Un concorso pubblico per coprire i vuoti lasciato dalla mobilità volontaria nell'ambito del Piano del Fabbisogno del Personale. E' la decisione presa dall'amministrazione comunale di Gaetano Cimmino che ha fatto partire il bando per 18 posti disponibili a Palazzo Farnese: 1 Istruttore Direttivo Amministrativo, 4 Istruttori Direttivi Tecnici, 1 Istruttore Direttivo Contabile, 7 Istruttori Amministrativi, 2 Istruttori Informatici, 1 Istruttore Contabile, 5 istruttori Tecnici. Potranno partecipare tutti i cittadini in possesso dei requisiti e dei titoli richiesti per ogni singolo settore (dal diploma classico o scientifico fino alla laurea magistrale in giurisprudenza o in economia) e che non abbiano superato i 40 anni. Sarà possibile presentare domanda entro la fine di gennaio all'ufficio protocollo del Comune di Castellammare o via pec allegando curriculum e anche il pagamento di un bollett
ino da 10 euro.
Se i numero delle domande dovesse essere molto alto, saranno svolte due prove preselettive: una di 100 domande in 60 minuti di cultura generale, una seconda specifica per il settore per il quale si sta concorrendo. I primi in graduatoria avranno la possibilità poi di svolgere di un colloquio con la Commissione Esaminatrice che decreterà l'assunzione. Per poter partecipare, gli interessati sono invitati a leggere il bando sul sito del Comune di Castellammare, dove usciranno risultati ed eventuali comunicazioni in merito.

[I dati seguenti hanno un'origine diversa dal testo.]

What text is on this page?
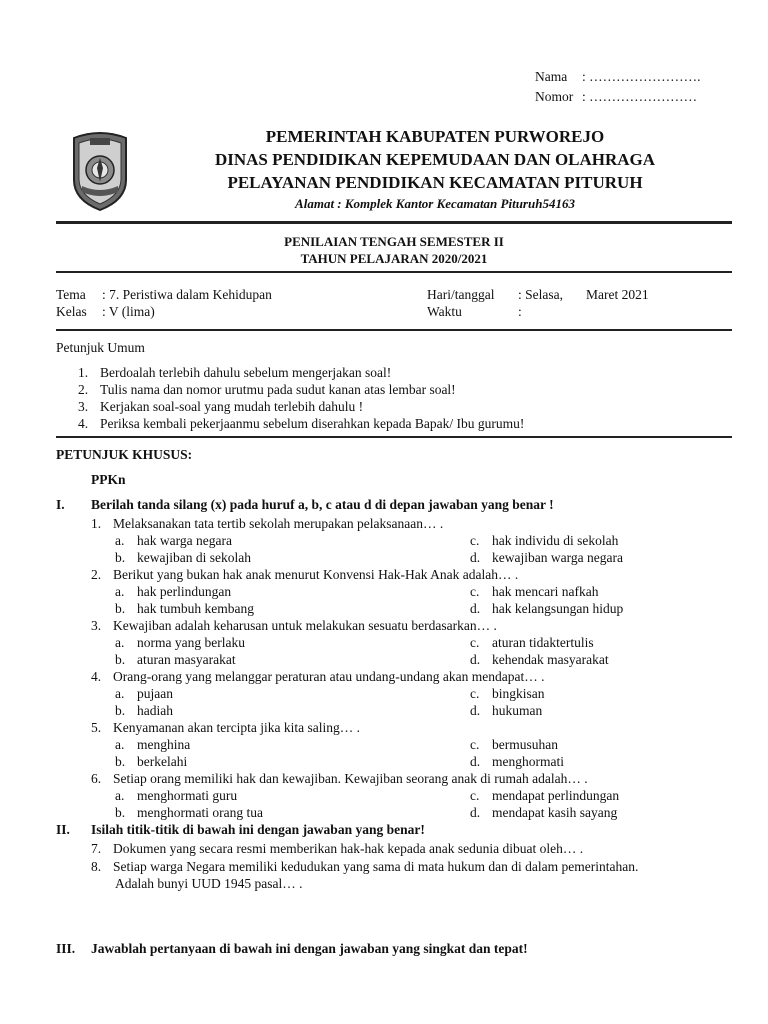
Nama : …………………….
Nomor : ……………………
PEMERINTAH KABUPATEN PURWOREJO
DINAS PENDIDIKAN KEPEMUDAAN DAN OLAHRAGA
PELAYANAN PENDIDIKAN KECAMATAN PITURUH
Alamat : Komplek Kantor Kecamatan Pituruh54163
PENILAIAN TENGAH SEMESTER II
TAHUN PELAJARAN 2020/2021
Tema : 7. Peristiwa dalam Kehidupan
Kelas : V (lima)
Hari/tanggal : Selasa, Maret 2021
Waktu	:
Petunjuk Umum
1. Berdoalah terlebih dahulu sebelum mengerjakan soal!
2. Tulis nama dan nomor urutmu pada sudut kanan atas lembar soal!
3. Kerjakan soal-soal yang mudah terlebih dahulu !
4. Periksa kembali pekerjaanmu sebelum diserahkan kepada Bapak/ Ibu gurumu!
PETUNJUK KHUSUS:
PPKn
I. Berilah tanda silang (x) pada huruf a, b, c atau d di depan jawaban yang benar !
1. Melaksanakan tata tertib sekolah merupakan pelaksanaan… .
a. hak warga negara
b. kewajiban di sekolah
c. hak individu di sekolah
d. kewajiban warga negara
2. Berikut yang bukan hak anak menurut Konvensi Hak-Hak Anak adalah… .
a. hak perlindungan
b. hak tumbuh kembang
c. hak mencari nafkah
d. hak kelangsungan hidup
3. Kewajiban adalah keharusan untuk melakukan sesuatu berdasarkan… .
a. norma yang berlaku
b. aturan masyarakat
c. aturan tidaktertulis
d. kehendak masyarakat
4. Orang-orang yang melanggar peraturan atau undang-undang akan mendapat… .
a. pujaan
b. hadiah
c. bingkisan
d. hukuman
5. Kenyamanan akan tercipta jika kita saling… .
a. menghina
b. berkelahi
c. bermusuhan
d. menghormati
6. Setiap orang memiliki hak dan kewajiban. Kewajiban seorang anak di rumah adalah… .
a. menghormati guru
b. menghormati orang tua
c. mendapat perlindungan
d. mendapat kasih sayang
II. Isilah titik-titik di bawah ini dengan jawaban yang benar!
7. Dokumen yang secara resmi memberikan hak-hak kepada anak sedunia dibuat oleh… .
8. Setiap warga Negara memiliki kedudukan yang sama di mata hukum dan di dalam pemerintahan.
Adalah bunyi UUD 1945 pasal… .
III. Jawablah pertanyaan di bawah ini dengan jawaban yang singkat dan tepat!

La decisione della giunta Cimmino è stata presa dopo il flop della mobilità volontaria che non è riuscita a garantire tutte le assunzioni previste dal piano del Fabbisogno del Personale. Per evitare di incorrere in un nuovo fallimento, il sindaco ha preferito aprire ai concorsi pubblici, il primo dei quali terminerà la fine di gennaio.